Здравствуйте! помогите пожалуйста!
 как такой вопрос решить? 
возможно ли перенести все документы и настройки (хотя бы документы) из одной базы 1с Бухгалтерия предприятия, редакция 1.6 (1.6.19.3) в другую (пустую)?
невозможно сохранить архив!!!

----------


## Julja-fa

копируй 1Cv8.1CD в новую папку и открывай

----------


## musa

> копируй 1Cv8.1CD в новую папку и открывай


 сделал как вы сказали, открыл 1с работает, но когда хочу сделать резервную копию или провести операцию (как закрытие месяца, групповое перепроведение) программа вылетает и пишет "Ошибка СУБД:
Файл базы данных поврежден 'D:\my documents\base\rwc2/1Cv8.1CD'
по причине:
Файл базы данных поврежден 'D:\my documents\base\rwc2/1Cv8.1CD'
"

----------


## Pop4Corn

попробуй:
1. в конфигураторе: администрирование - тестирование и исправление ИБ;
2. Где установлена 8-ка %Program files%\1cv81\bin найди лечилку chdbfl.exe, она вместе с платформой туда ставиться.

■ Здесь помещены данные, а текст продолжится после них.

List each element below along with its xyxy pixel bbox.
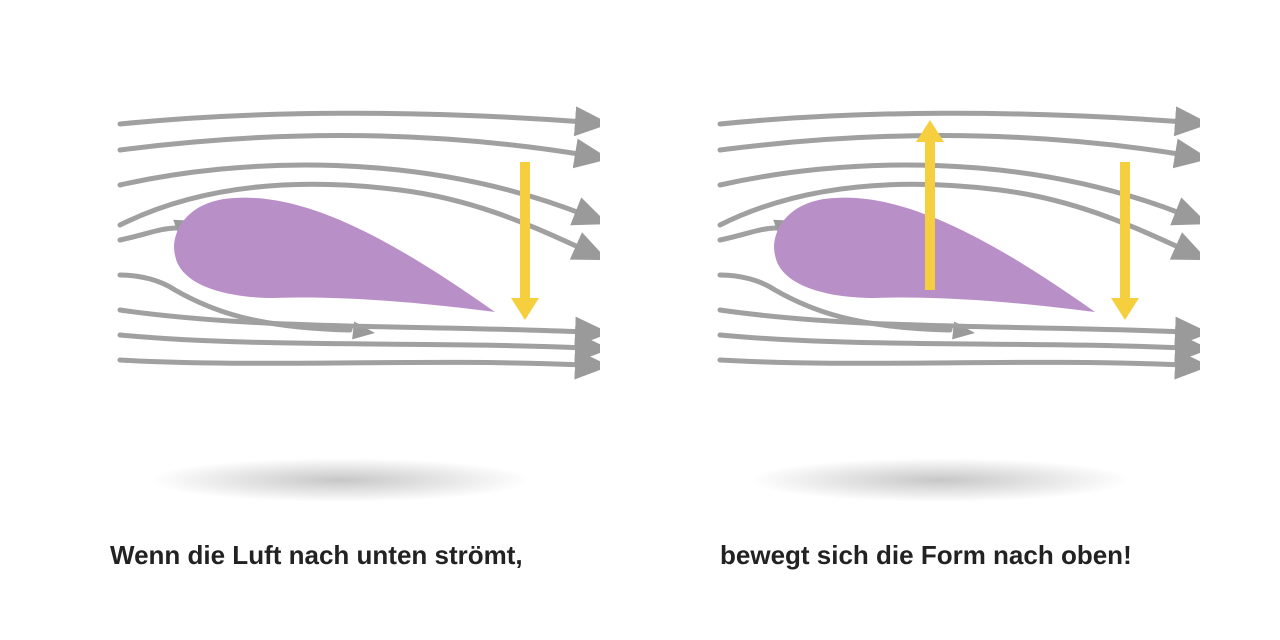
caption-left: Wenn die Luft nach unten strömt, <box>110 540 523 571</box>
streamline <box>120 310 585 332</box>
downwash-arrow-head <box>1111 298 1139 320</box>
streamline <box>720 310 1185 332</box>
streamline <box>120 136 585 155</box>
streamline <box>120 360 585 365</box>
streamline <box>720 136 1185 155</box>
streamline <box>720 113 1185 124</box>
ground-shadow <box>750 458 1130 502</box>
caption-right: bewegt sich die Form nach oben! <box>720 540 1132 571</box>
airflow-diagram-left <box>80 80 600 520</box>
streamline <box>720 228 777 240</box>
streamline <box>120 228 177 240</box>
streamline <box>120 165 585 215</box>
streamline <box>120 113 585 124</box>
downwash-arrow-head <box>511 298 539 320</box>
airflow-diagram-right <box>680 80 1200 520</box>
vertical-arrows-left <box>511 162 539 320</box>
airflow-panel-left <box>80 80 600 520</box>
airflow-panel-right <box>680 80 1200 520</box>
ground-shadow <box>150 458 530 502</box>
streamline <box>720 165 1185 215</box>
airfoil-shape <box>174 198 495 312</box>
lift-arrow-head <box>916 120 944 142</box>
streamline <box>720 360 1185 365</box>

Мне не раз помагала.

----------


## Julja-fa

> попробуй:
> 1. в конфигураторе: администрирование - тестирование и исправление ИБ;
> 2. Где установлена 8-ка %Program files%\1cv81\bin найди лечилку chdbfl.exe, она вместе с платформой туда ставиться. Мне не раз помагала.


ну конечно уж, это всегда делается в первую очередь, без этого никуда, просто вопрос стоит в теме не правильный получается: "перенос из одной базы 1с в другую"

----------


## musa

из-за чего может возникать такая ошибка 
"Ошибка СУБД:
Файл базы данных поврежден 'D:\my documents\base\rwc2/1Cv8.1CD'
по причине:
Файл базы данных поврежден 'D:\my documents\base\rwc2/1Cv8.1CD'
" 
Вообще о чем это говорит? может проблема в винчестере?

----------


## Julja-fa

даже после chdbfl.exe ИИ

----------


## Kerimov95

Подскажите, пожалуйста, можно перенести все справочники из конфигурации Бухгалтерия предприятия в УСО

----------


## Julja-fa

на счет стандартного переноса не знаю, сделай правила с помощью конвертации данных и переноси с помощью универсального обмена через xml

----------


## muihzub

Скажите, пожалуйста, на работе и дома стоит лицензилнная версия 1С 8.1 на 2 пользователя. На выходные ношу ключ домой. Можно найти какой-нибудь эмулятор ключей, чтобы не таскать ключ с работы. Или по-другому решить эту проблему.

----------


## Хаос

> Скажите, пожалуйста, на работе и дома стоит лицензилнная версия 1С 8.1 на 2 пользователя. На выходные ношу ключ домой. Можно найти какой-нибудь эмулятор ключей, чтобы не таскать ключ с работы. Или по-другому решить эту проблему.


http://forum.ruboard.ru/showthread.php?t=680

----------